À l’origine, il y a les mots de Jean-François Mondot, journaliste et spécialiste de l’auteur de Rue des boutiques obscures (1978), qui, après s’être replongé dans sa bibliographie, s’est attelé à l’écriture de textes inédits. “Je me suis inspiré de l’atmosphère, du parfum de certains romans de Modiano, avec cette sorte de poésie du brouillard qui m’a toujours plu, explique-t-il joliment. J’ai voulu transformer ce brouillard en chansons.” Si les adeptes de la mélancolie de Modiano et sa quête de la jeunesse envolée reconnaîtront des allusions au roman Dora Bruder (1997) ou à son histoire familiale, Memento brille par son sens de l’hospitalité.

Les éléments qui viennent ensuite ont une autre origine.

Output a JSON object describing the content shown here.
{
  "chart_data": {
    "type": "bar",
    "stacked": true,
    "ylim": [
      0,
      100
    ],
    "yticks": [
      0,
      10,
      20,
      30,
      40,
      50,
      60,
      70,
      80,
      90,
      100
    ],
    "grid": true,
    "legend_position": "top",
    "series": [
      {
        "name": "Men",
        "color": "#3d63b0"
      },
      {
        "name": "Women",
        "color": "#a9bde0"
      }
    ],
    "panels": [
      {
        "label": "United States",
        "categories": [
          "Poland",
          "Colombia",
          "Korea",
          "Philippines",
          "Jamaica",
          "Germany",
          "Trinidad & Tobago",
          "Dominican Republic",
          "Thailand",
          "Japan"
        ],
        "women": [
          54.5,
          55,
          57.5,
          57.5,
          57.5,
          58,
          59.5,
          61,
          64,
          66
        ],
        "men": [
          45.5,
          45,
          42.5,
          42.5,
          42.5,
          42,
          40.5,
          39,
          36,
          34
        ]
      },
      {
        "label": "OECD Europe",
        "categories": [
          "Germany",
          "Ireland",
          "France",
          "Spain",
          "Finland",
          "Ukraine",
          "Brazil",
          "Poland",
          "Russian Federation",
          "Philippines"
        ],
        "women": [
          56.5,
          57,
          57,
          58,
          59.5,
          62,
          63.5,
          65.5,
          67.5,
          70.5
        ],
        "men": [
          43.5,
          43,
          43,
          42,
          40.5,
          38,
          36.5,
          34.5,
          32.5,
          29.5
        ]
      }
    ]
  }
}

Dominique Ané, guitare en bandoulière, le pianiste Stephan Oliva, le contrebassiste Sébastien Boisseau et le batteur Sacha Toorop (trois complices, anciens ou récents, du chanteur majuscule) ont exaucé le vœu de Jean-François Mondot. Dans les studios de La Buissonne recherchés par la fine fleur du jazz international, le quatuor a métamorphosé les intentions poétiques en chansons qui vrombissent, swinguent, languissent. La brume s’est évaporée pour laisser les morceaux s’épanouir avec élégance mais aussi avec corps, cordes et notes. La voix claire et intemporelle s’élève au-dessus de cette instrumentation subtile, mène parfois la danse (Paris sixties, L’Agile Danseuse) ou s’efface (Passage des fantômes).

Memento (La Buissonne/PIAS). Sortie le 16 février.